Enny menduga, ada kongkalikong bersama untuk menangkan pihak tertentu dalam proses lelang proyek sehingga ULP nekat tabrak aturan.

Bacaan Lainnya

“Sebagai mantan Ketua DPRD polemik untuk tender proyek-proyek di Kabupaten Alor diduga terindikasi KKN ataupun pesan sponsor dan kongkalikong dengan persengkokolan secara bersama untuk menangkan oknum tertentu walaupun tabrak aturan.

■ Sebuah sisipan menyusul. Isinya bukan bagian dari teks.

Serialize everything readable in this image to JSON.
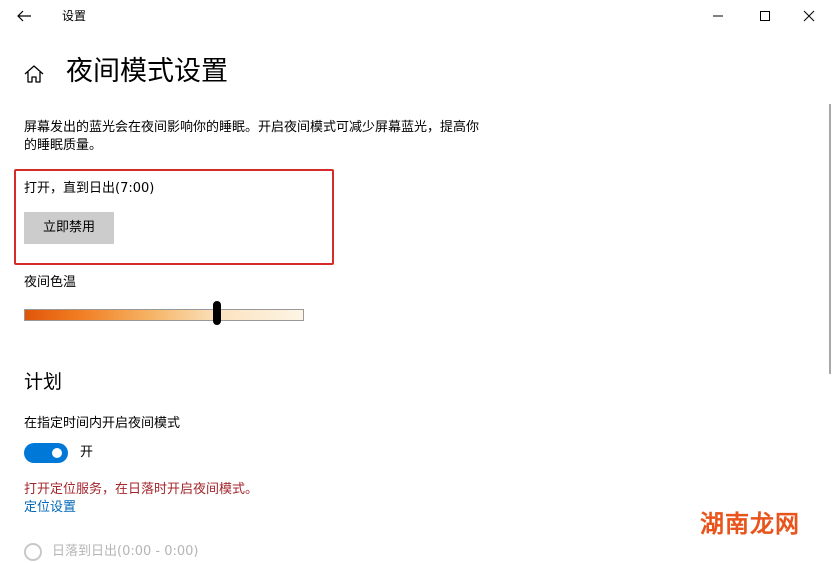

Seperti hari-hari kemarin waktu saya Ketua DPRD pembantu toko jadi Kuasa Direktur Proyek 8,3 M”, tegas Enny Anggrek kepada wartawan melalui pesan whatsapp, Sabtu, (21/12/24) siang.

Enny Anggrek yang juga Ketua DPC PDI-P Kabupaten Alor ini menegaskan, sikap DPRD dengan membatalkan proses tender DAK merupakan langkah tepat. Apalagi, menurut Enny, hal ini bukan saja karena belum penetapan APBD tahun 2025, tetapi juga masa transisi antara Pj Bupati dan Bupati dan Wakil Bupati terpilih.

“Terjadi DPRD Alor membatalkan tender yang sudah dilelang bisa saja karena belum di ketok pengesahan APBD TA.2025, apalagi ini masa transisi Pj Bupati dan Bupati terpilih”, ujarnya.

Enny menilai, pemerintah daerah dalam hal ULP terlalu tergesa-gesa melakukan pelelangan. Jika berlandaskan surat Kementerian PUPR, menurut  Enny keliru karena surat tersebut bersifat biasa dan setiap tahun ada sejak Ia masih menjabat Ketua DPRD.

“Berdasarkan surat Kementerian PUPR setiap tahun selalu ada tapi tidak di tindak lanjut, kenapa harus tergesa saat ini di TA.2025 yang APBD nya belum di tetapkan? Jika ada kordinasi ataupun penyampaian/ pemberitahuan pemerintah terhadap DPRD bisa saja, karena urgen dan lain-lain, sehingga DPRD juga mengetahui sehingga bermitra yan baiklah”, tandasnya.

Enny Anggrek bahkan menduga, pelelangan ini terindikasi untuk kepentingan tertentu untuk memperkaya diri pihak-pihak tertentu. Sehingga ketika DPRD meminta penjelasan pemerintah daerah dalam rapat paripurna Banggar dan TAPD mereka tidak bisa menjelaskan secara detail.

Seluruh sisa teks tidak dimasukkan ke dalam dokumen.